Through six full innings pitched, Carlos Torres threw 111 pitches, 57%, or sixty-three pitches went for strikes. He allowed just two earned runs on three hits, walked two and struck out eight. Torres lowered his ERA somewhat to a 3.48 mark. Reliever Gonzalez Germen pitched a scoreless seventh inning.
Miami’s Henderson Alvarez stayed on to pitch the bottom of the frame. In his previous six innings, he limited the Mets to just three hits, walked no batters and struck out five. With one out in the seventh, Matt den Dekker finally touched him for a double, then tagged-up and advanced to third. With two outs, Omar Quintanilla hit a sharp liner to second that Donovan Solano made a nice play on. Matt den Dekker was left stranded at third. Henderson Alvarez finished at 100 pitches exactly.
Lefty Tim Byrdak entered the game in the eighth inning in relief of Gonzalez Germen. He was immediately greeted by Christian Yelich who doubled to left, which just as quickly sent Coach Terry scurrying to the mound to bring in Frank Francisco. Giancarlo Stanton was first to face Frank, and struck out looking at a fastball. With Justin Ruggiano at-bat, Christian Yelich stole third. Ruggiano then drew a one out walk. After a visit from pitching coach Dan Warthen, Logan Morrison stepped to the plate and set of a weird series of events. Morrison tried calling time-out, but didn’t get it from the home plate umpire. He stayed in the box and hit a comebacker that struck Francisco on the right wrist area. Lucas Duda managed to field the ball and record the out at first, but Christian Yelich scored on the play. Francisco immediately left the game, and was replaced with David Aardsma.
In the bottom of the eighth, the Mets faced Chad Qualls behind by a 3-0 margin, and went down quietly. As the fifth man out of the Mets bullpen, Greg Burke entered the game in in the ninth inning in relief of Aardsma, and promptly got himself into trouble. With runners on first and third with one out, Donovan Solano helped Burke out by bouncing into an inning ending double play.
Into the home ninth they went. Daniel Murphy led off last licks against Miami’s Steve Cishek and fanned. Lucas Duda drew a walk. Zach Lutz then became Cishek’s second strikeout victim. Matt den Dekker was next and looked at strike three to end the game.
Three Miami pitchers combined to shut out the Mets by a 3-0 final, while allowing just four hits. They walked one batter and struck out eight, highlighted by Steve Cishek’s performance in the ninth inning.
Carlos Torres was the hard-luck loser, sustaining his fifth defeat of the season.
- Carlos Torres established a season high with eight strikeouts. He pitched very well, but unfortunately suffered from a major lack of offensive support. He undeservingly got tagged with the today’s loss.

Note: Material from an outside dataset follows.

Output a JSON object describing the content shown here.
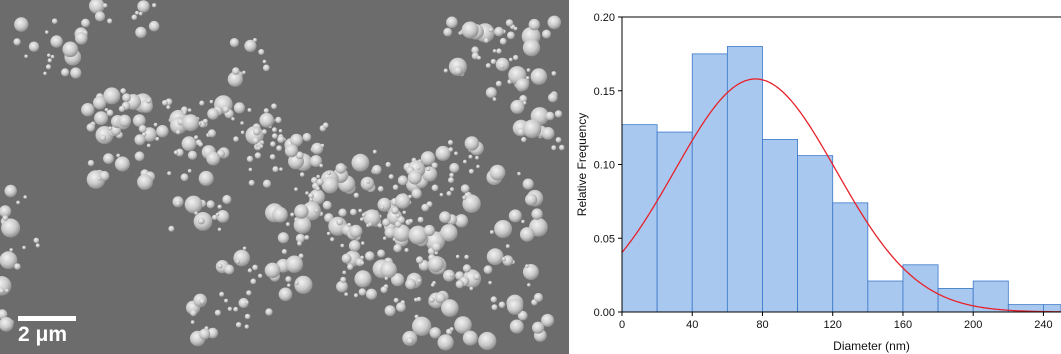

- Matt den Dekker – 2 for 4; had two of the Mets four hits.
- Ponderous! – Over the last two games, Miami’s starting pitchers Brad Hand and Henderson Alvarez have combined to make the Mets line-up look like little leaguers.
- Today’s Game One loss was number eighty-two of the year, which ensures the Mets will finish their fifth straight season with a losing record.
- Daniel Murphy – 3 for his last 21.
Coming right up – Game Two of today’s twi-night double-header featuring a pitching match-up of Daisuke Matsuzaka for the Mets, opposed by the Marlins Jacob Turner.
*UPDATE: Frank Francisco injured his thumb. Coach Collins said there was significant swelling.